Prof Robin Wilson has a Stamp Corner section in the Mathematical Intelligencer.
He has produced a book Stamping Through Mathematics Springer Verlag, 136 pages, (2001) which has got some good reviews, eg this and this. There is also a comprehensive web site called Sci-Philately with several sections on maths and also Jeff Miller's Mathematicians on Stamps page is a large catalogue of stamps with pictures. Jim Kuzmanovich also has a page on mathematical stamp collecting.
Phi and Triangles
Phi and the Equilateral Triangle
Chris and Penny at Regina University's Math Central (Canada) show how we can use any circle to construct on it a hexagon and an equilateral triangle. Joining three pairs of points then reveals a line and its golden section point as follows:
- On any circle (centre O), construct the 6 equally spaced points A, B, C, D, E and F on its circumference without altering your compasses, so they are the same distance apart as the radius of the circle.

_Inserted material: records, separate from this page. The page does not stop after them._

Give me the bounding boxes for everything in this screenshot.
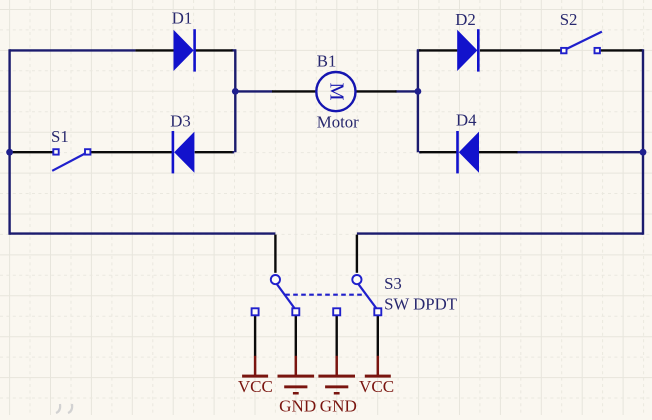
svg-text:S1: S1 [51,127,69,146]
svg-text:S3: S3 [384,274,402,293]
svg-text:D1: D1 [172,9,193,28]
svg-text:D3: D3 [170,112,191,131]
svg-text:VCC: VCC [359,377,394,396]
svg-text:M: M [326,83,348,101]
svg-text:SW DPDT: SW DPDT [384,295,457,314]
svg-text:GND: GND [279,397,316,415]
svg-text:VCC: VCC [238,377,273,396]
svg-text:Motor: Motor [317,113,359,132]
svg-text:GND: GND [320,397,357,415]
svg-text:B1: B1 [317,51,337,70]
svg-text:S2: S2 [560,10,578,29]
svg-text:D4: D4 [456,111,477,130]
svg-text:D2: D2 [455,10,476,29]
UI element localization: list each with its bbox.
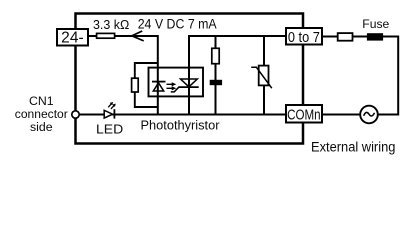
terminal screw	[338, 33, 353, 41]
svg-text:connector: connector	[15, 107, 68, 121]
photothyristor gate lead	[171, 87, 179, 92]
bottom common wire	[79, 114, 286, 116]
svg-text:COMn: COMn	[287, 107, 321, 123]
terminal box 0 to 7	[286, 28, 322, 45]
resistor R1 3.3 kOhm	[97, 33, 115, 38]
varistor branch upper lead	[263, 36, 265, 66]
varistor body	[259, 66, 269, 86]
svg-text:LED: LED	[96, 122, 123, 136]
indicator LED cathode bar	[113, 109, 115, 118]
wire 0 to 7 branch (top right rail)	[189, 36, 286, 115]
svg-text:External wiring: External wiring	[311, 139, 395, 154]
varistor lower lead	[263, 85, 265, 114]
module boundary outline	[76, 14, 304, 144]
terminal box 24-	[57, 29, 88, 46]
photothyristor cathode bar	[178, 86, 198, 88]
AC source	[360, 106, 378, 124]
svg-text:Photothyristor: Photothyristor	[141, 118, 221, 133]
light emission arrows	[167, 82, 177, 90]
svg-text:CN1: CN1	[29, 94, 54, 108]
svg-text:0 to 7: 0 to 7	[288, 30, 320, 46]
resistor R3	[212, 48, 219, 63]
capacitor branch wire	[215, 64, 217, 115]
capacitor C1 plate	[210, 80, 222, 85]
indicator LED triangle	[104, 110, 112, 118]
svg-text:24 V DC 7 mA: 24 V DC 7 mA	[138, 17, 217, 32]
terminal box COMn	[286, 105, 322, 123]
svg-text:24-: 24-	[61, 30, 84, 47]
indicator LED light arrows	[108, 102, 116, 109]
coupler LED cathode bar	[152, 81, 166, 83]
external wire from 0 to 7	[322, 36, 338, 38]
capacitor branch upper lead	[215, 36, 217, 49]
fuse F1	[367, 33, 383, 40]
wire AC source to COMn	[322, 114, 360, 116]
svg-text:3.3 kΩ: 3.3 kΩ	[93, 18, 129, 32]
photocoupler box U1	[149, 68, 204, 97]
svg-text:side: side	[30, 120, 53, 134]
photothyristor triangle	[181, 79, 198, 87]
CN1 terminal circle	[72, 111, 79, 118]
wire to fuse	[353, 36, 368, 38]
current direction arrow	[132, 31, 144, 41]
varistor diagonal stroke	[251, 67, 272, 88]
svg-text:Fuse: Fuse	[362, 17, 389, 31]
parallel resistor R2 loop	[135, 63, 158, 78]
wire from 24- to resistor R1	[88, 35, 97, 37]
external right wire	[378, 37, 398, 115]
wire resistor to LED branch corner	[115, 36, 158, 115]
coupler LED triangle	[153, 83, 163, 91]
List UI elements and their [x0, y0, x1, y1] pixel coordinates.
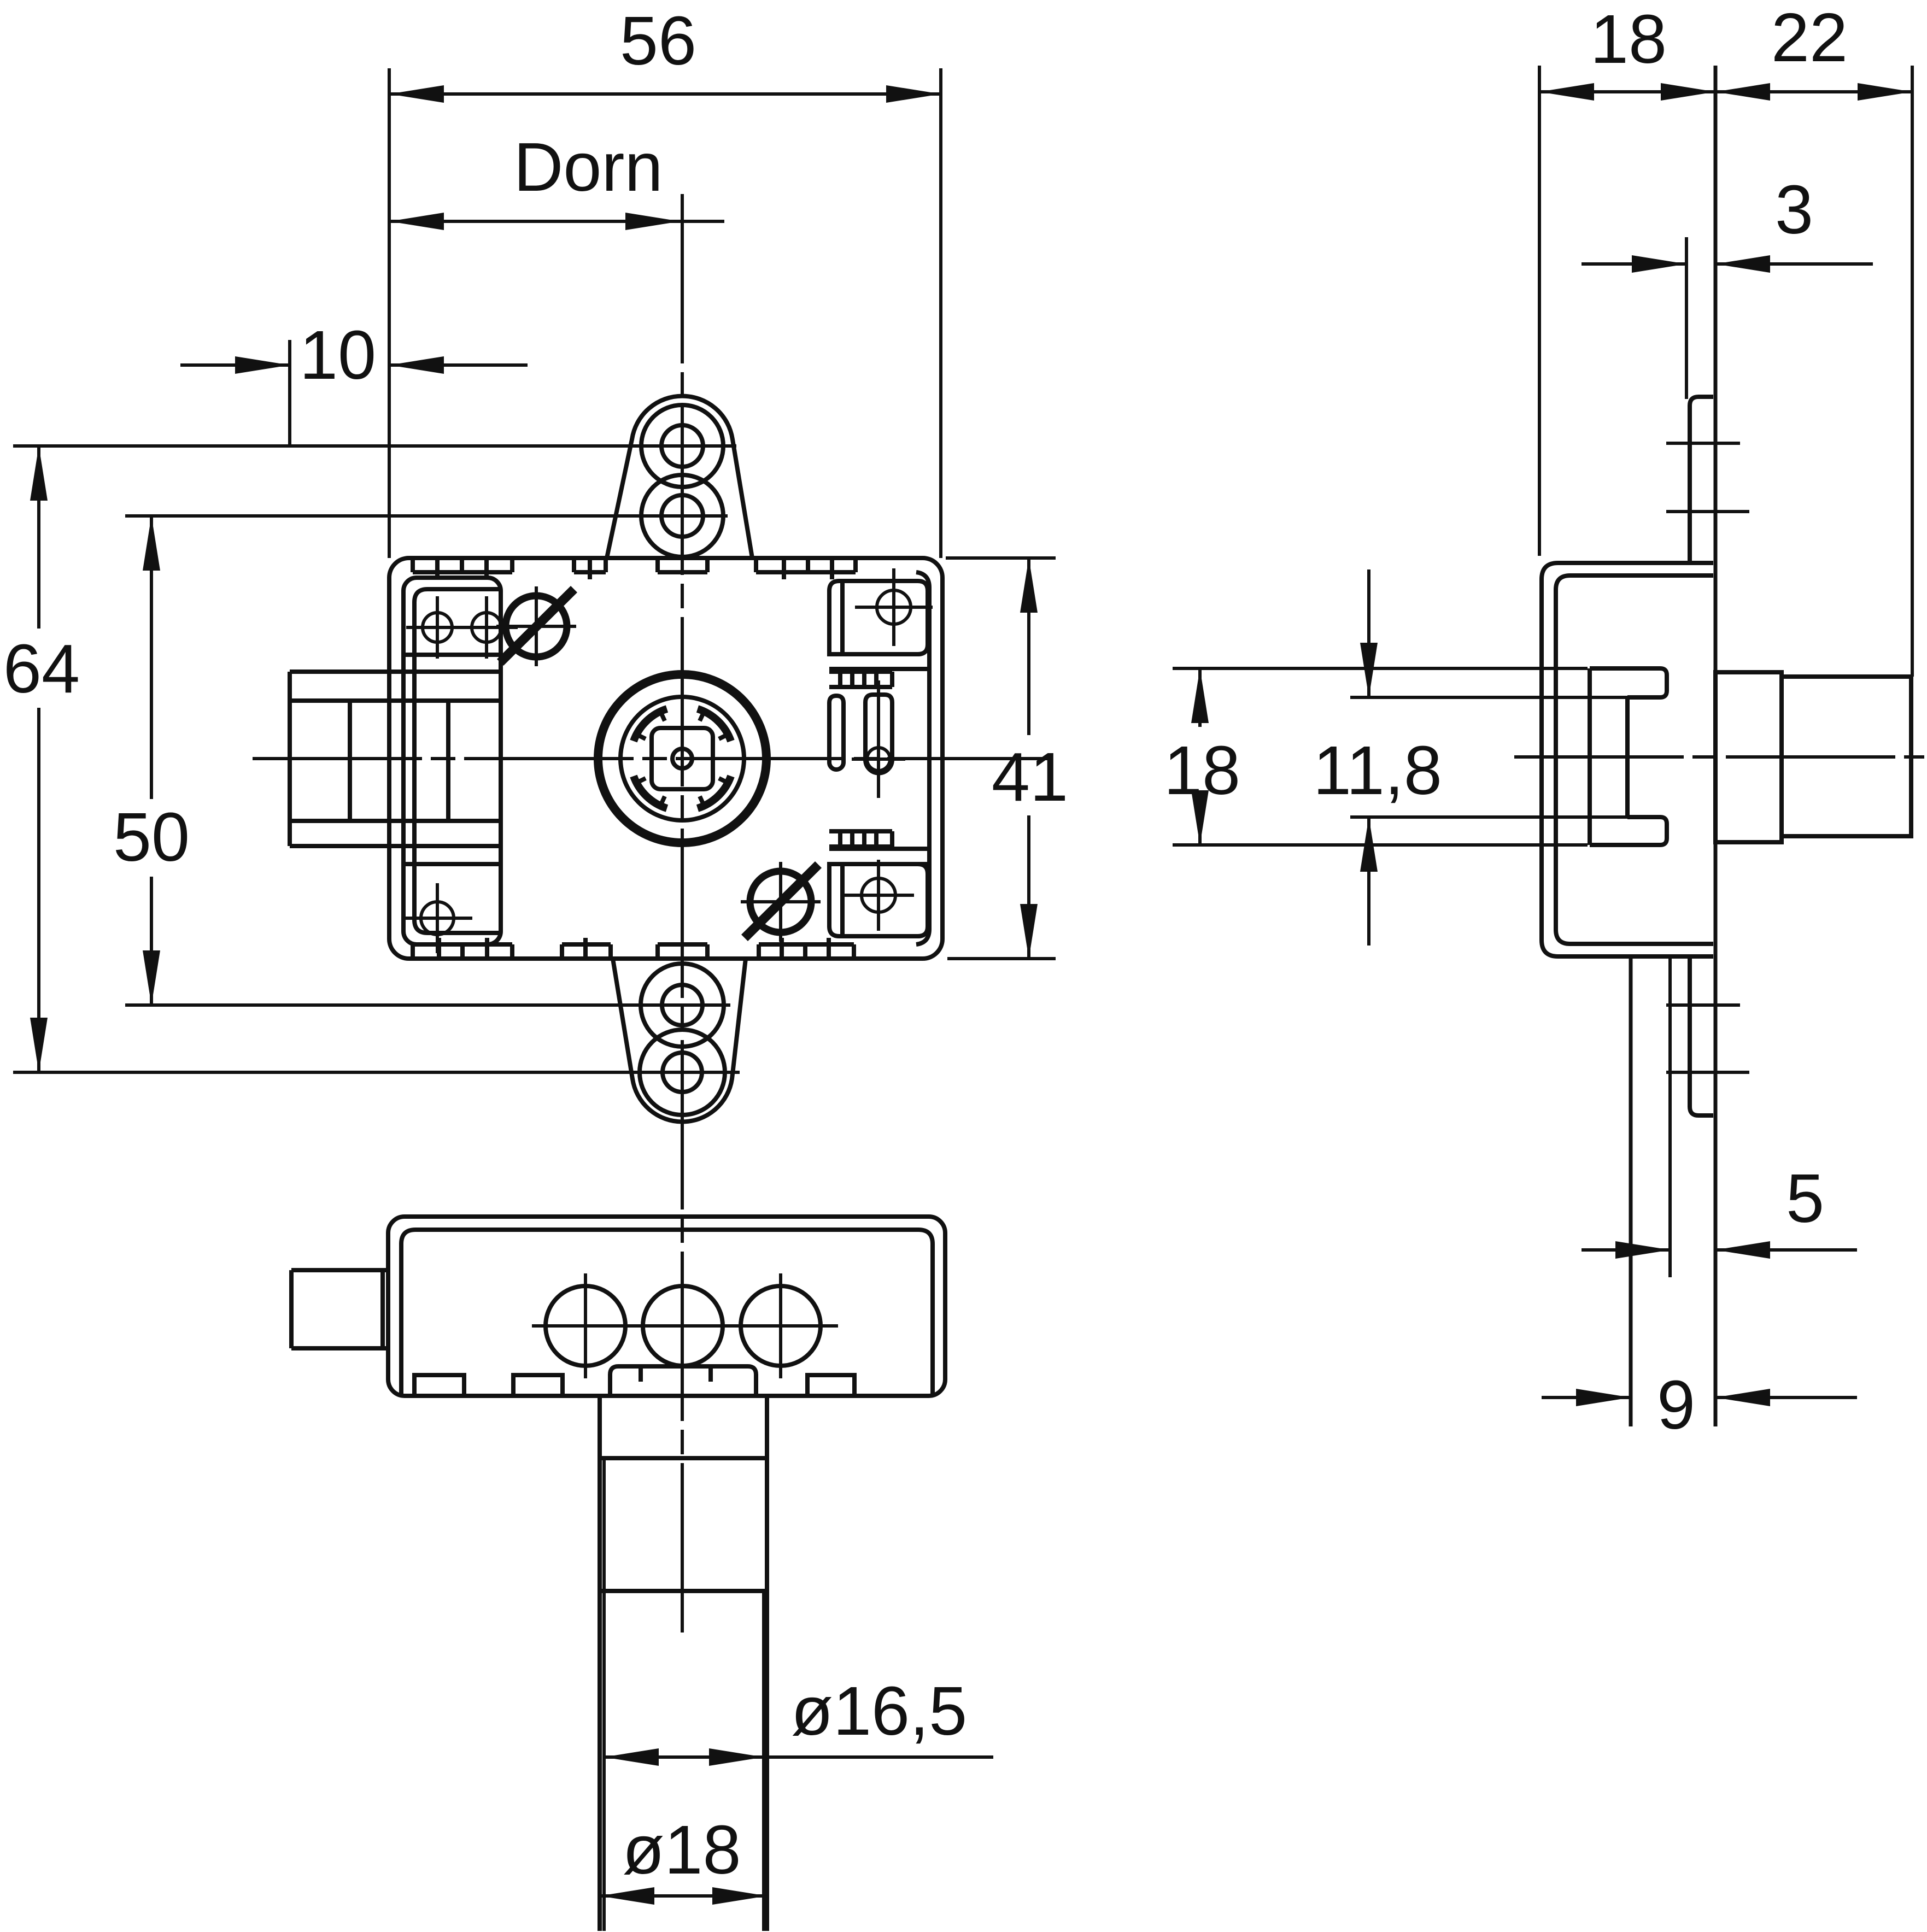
- side view plate left face extension: [1685, 237, 1688, 399]
- dim 3 line right: [1715, 262, 1873, 266]
- dim 22 arrow right: [1858, 83, 1912, 101]
- bottom lobe lower hole: [663, 1053, 702, 1092]
- dim 9 arrow right: [1715, 1389, 1770, 1406]
- hole left strip upper A: [406, 596, 468, 659]
- bottom edge comb band lines: [413, 938, 854, 959]
- left channel strip outer: [403, 578, 501, 944]
- bottom view pad ticks: [641, 1366, 711, 1382]
- dim 50 reference line top: [125, 514, 728, 518]
- dim Dorn arrow right: [625, 213, 680, 230]
- right band lines upper: [829, 669, 928, 687]
- dim 10 arrow left: [235, 356, 290, 374]
- dim 22 arrow left: [1715, 83, 1770, 101]
- side view lower left edge line: [1629, 956, 1633, 1426]
- dim 50 arrow up: [143, 516, 160, 571]
- dim 11,8 line upper: [1367, 569, 1370, 697]
- dim 41 line: [1027, 558, 1030, 959]
- cylinder outer bold circle: [598, 674, 766, 843]
- dim 56 extension lines: [389, 68, 941, 558]
- dim 11,8 line lower: [1367, 817, 1370, 946]
- dim Dorn line: [389, 220, 724, 223]
- right lower plate inner edge: [840, 864, 845, 936]
- bottom view hole circle middle: [643, 1286, 723, 1366]
- left strip divider lines: [403, 655, 501, 864]
- bottom view holes horizontal centerline: [532, 1324, 838, 1328]
- dim 5 line left: [1582, 1248, 1670, 1252]
- side view lower lobe tab: [1690, 956, 1713, 1115]
- bottom view hole left vertical centerline: [584, 1273, 587, 1378]
- bottom view foot tab 2: [513, 1375, 563, 1396]
- svg-text:ø18: ø18: [622, 1811, 741, 1888]
- side view top lobe hole ticks: [1666, 443, 1749, 512]
- bottom view center pad: [610, 1366, 756, 1396]
- dim 5 line right: [1715, 1248, 1857, 1252]
- dim 18-22 extension lines: [1539, 66, 1912, 677]
- side view lower step line: [1668, 956, 1672, 1277]
- dim 41 extension lines: [946, 558, 1056, 959]
- dim 50 reference line bottom: [125, 1003, 730, 1007]
- dim 3 arrow right: [1715, 255, 1770, 273]
- dim 41 arrow down: [1020, 904, 1038, 959]
- dim 18 side arrow up: [1191, 668, 1209, 723]
- right upper plate: [829, 581, 928, 654]
- front view body inner right edge: [916, 572, 929, 944]
- right slot A: [829, 696, 844, 770]
- dim 64 reference line bottom: [13, 1071, 740, 1074]
- hole right plate lower: [843, 860, 914, 931]
- right slot B: [865, 695, 892, 773]
- dim 18 side arrow down: [1191, 790, 1209, 845]
- bottom lobe lower ring: [640, 1030, 725, 1115]
- svg-text:64: 64: [3, 630, 80, 707]
- side view horizontal centerline: [1514, 755, 1924, 759]
- dim 18 side extension lines: [1173, 668, 1588, 845]
- hole right slot small: [852, 732, 905, 786]
- bottom lobe upper ring: [641, 964, 724, 1047]
- cylinder square drive hole: [652, 728, 713, 789]
- top lobe lower hole: [661, 495, 703, 537]
- svg-text:Dorn: Dorn: [513, 128, 663, 205]
- dim 64 line: [37, 446, 40, 1072]
- dim 5 arrow left: [1615, 1241, 1670, 1259]
- latch bolt front view: [290, 672, 403, 846]
- bottom view inner line: [401, 1230, 933, 1396]
- dim 64 arrow up: [30, 446, 48, 501]
- dim 18 arrow left: [1539, 83, 1594, 101]
- side view latch profile: [1590, 668, 1667, 845]
- hole right plate upper: [855, 568, 933, 646]
- svg-text:50: 50: [113, 798, 190, 876]
- dim 56 arrow right: [886, 85, 941, 103]
- dim 50 line: [150, 516, 153, 1005]
- dim 56 line: [389, 92, 941, 96]
- bottom view outer case: [388, 1217, 945, 1396]
- left channel strip inner offset: [414, 589, 501, 933]
- dim diameter 16,5 arrow left: [604, 1748, 659, 1766]
- dim 10 line left: [180, 363, 290, 367]
- svg-text:56: 56: [620, 2, 696, 79]
- dim diameter 18 line: [600, 1894, 767, 1898]
- barrel flange joint line: [600, 1456, 767, 1460]
- svg-text:18: 18: [1590, 1, 1667, 78]
- bottom view latch bolt: [291, 1270, 388, 1348]
- front view body outline: [389, 558, 942, 959]
- dim 5 arrow right: [1715, 1241, 1770, 1259]
- dim diameter 16,5 line: [604, 1755, 993, 1759]
- side view top lobe tab: [1690, 397, 1713, 563]
- barrel mid joint line: [600, 1589, 767, 1593]
- dim 41 arrow up: [1020, 558, 1038, 613]
- dim 10 arrow right: [389, 356, 444, 374]
- dim 56 arrow left: [389, 85, 444, 103]
- svg-text:5: 5: [1786, 1160, 1824, 1237]
- dim 22 line: [1715, 90, 1912, 93]
- side view back plate right face: [1714, 66, 1718, 1426]
- top lobe upper hole: [661, 425, 703, 467]
- dim 64 reference line top: [13, 444, 736, 448]
- right lower plate: [829, 864, 928, 936]
- dim 3 arrow left: [1632, 255, 1686, 273]
- bottom view foot tab 1: [414, 1375, 464, 1396]
- dim Dorn arrow left: [389, 213, 444, 230]
- cylinder center hole: [672, 749, 692, 768]
- bottom view foot tab 3: [807, 1375, 854, 1396]
- svg-text:3: 3: [1775, 171, 1813, 248]
- side view cylinder barrel: [1782, 677, 1911, 836]
- barrel inner wall left: [602, 1458, 606, 1931]
- dim 11,8 extension lines: [1350, 697, 1627, 817]
- right slot B centerline: [877, 680, 880, 798]
- dim 11,8 arrow up: [1360, 817, 1378, 872]
- cylinder inner circle: [620, 697, 744, 820]
- svg-text:41: 41: [992, 738, 1068, 815]
- front view horizontal centerline: [253, 757, 1050, 760]
- side view lower lobe hole ticks: [1666, 1005, 1749, 1072]
- side view case bracket inner: [1556, 576, 1713, 944]
- svg-text:9: 9: [1657, 1366, 1695, 1443]
- top lobe outline: [607, 396, 752, 558]
- dim diameter 18 arrow left: [600, 1887, 654, 1905]
- dim 50 arrow down: [143, 950, 160, 1005]
- dim 18 side line: [1198, 668, 1202, 845]
- screw top-left: [496, 586, 576, 666]
- bottom view hole right vertical centerline: [779, 1273, 782, 1378]
- right comb upper ticks: [840, 672, 892, 687]
- bottom lobe upper hole: [662, 985, 702, 1025]
- dim 9 arrow left: [1576, 1389, 1631, 1406]
- svg-text:ø16,5: ø16,5: [791, 1672, 967, 1749]
- bottom lobe outline: [613, 959, 746, 1121]
- barrel inner wall right: [762, 1591, 765, 1931]
- right comb lower ticks: [840, 831, 892, 847]
- top edge comb band lines: [413, 558, 856, 579]
- barrel outer walls: [600, 1396, 767, 1931]
- dim 10 line right: [389, 363, 528, 367]
- dim diameter 16,5 arrow right: [709, 1748, 764, 1766]
- cylinder cam ring segments: [634, 709, 731, 808]
- dim 18 line top: [1539, 90, 1715, 93]
- dim 10 extension line: [288, 340, 291, 447]
- side view cylinder flange: [1715, 672, 1782, 842]
- svg-text:10: 10: [300, 316, 376, 394]
- dim 3 line left: [1582, 262, 1686, 266]
- dim 9 line left: [1542, 1396, 1631, 1399]
- top lobe upper ring: [641, 405, 723, 487]
- dim 64 arrow down: [30, 1018, 48, 1072]
- hole left strip lower: [402, 883, 472, 953]
- front view vertical centerline: [681, 194, 684, 1637]
- dim 9 line right: [1715, 1396, 1857, 1399]
- top lobe lower ring: [641, 475, 723, 557]
- side view case bracket outer: [1542, 563, 1713, 956]
- screw bottom-right: [741, 862, 821, 942]
- dim diameter 18 arrow right: [712, 1887, 767, 1905]
- dim 18 arrow right: [1661, 83, 1715, 101]
- right upper plate inner edge: [840, 581, 845, 654]
- svg-text:18: 18: [1164, 732, 1240, 809]
- svg-text:22: 22: [1771, 0, 1848, 76]
- svg-text:11,8: 11,8: [1313, 732, 1442, 809]
- bottom view hole circle right: [741, 1286, 821, 1366]
- bottom view hole circle left: [546, 1286, 625, 1366]
- hole left strip upper B: [455, 596, 518, 659]
- right band lines lower: [829, 831, 928, 864]
- dim 11,8 arrow down: [1360, 643, 1378, 697]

ABCDEF forms a regular hexagon.
- Choose every other point to make an equilateral triangle ACE.
- On two of the sides of that triangle (AE and AC), mark their mid-points P and Q by joining the centre O to two of the unused points of the hexagon (F and B).
- The line PQ is then extended to meet the circle at point R.
Q is the golden section point of the line PR.
Q is a gold point of PR
The proof of this is left to you because it is a nice exercise either using coordinate geometry and the equation of the circle and the line PQ to find their point of intersection or else using plane geometry to find the lengths PR and QR.
The diagram on the left has many golden sections and yet contains only equilateral triangles. Can you make your own design based on this principle?
Chris and Penny's page shows how to continue using your compasses to make a pentagon with QR as one side.
Equilateral Triangles and the Golden ratio J F Rigby, Mathematical Gazette vol 72 (1988), pages 27-30.
Phi and the Pentagon Triangle
Earlier we saw that the 36°-72°-72° triangle shown here as ABC occurs in both the pentagram and the decagon.
Its sides are in the golden ratio (here P is actually Phi) and therefore we have lots of true golden ratios in the pentagram star on the left.
But in the diagram of the pentagram-in-a-pentagon on the left, we not only have the tall 36-72-72 triangles, there is a flatter on too. What about its sides and angles?
Phi and another Isosceles triangle
If we copy the BCD triangle from the red diagram above (the 36°-72°-72° triangle), and put another triangle on the side as we see in this green diagram, we are again using P=Phi as above and get a similar shape - another isosceles triangle - but a "flat" triangle.
The red triangle of the pentagon has angles 72°, 72° and 36°, this green one has 36°, 36°, and 72°.
Again the ratio of the shorter to longer sides is Phi, but the two equal sides here are the shorter ones (they were the longer ones in the "sharp" triangle).
These two triangles are the basic building shapes of Penrose tilings (see the section mentioned previously for more references). They are a 2-dimensional analogue of the golden section and make a very interesting study in their own right. They have many relationships with both the Fibonacci numbers and Phi.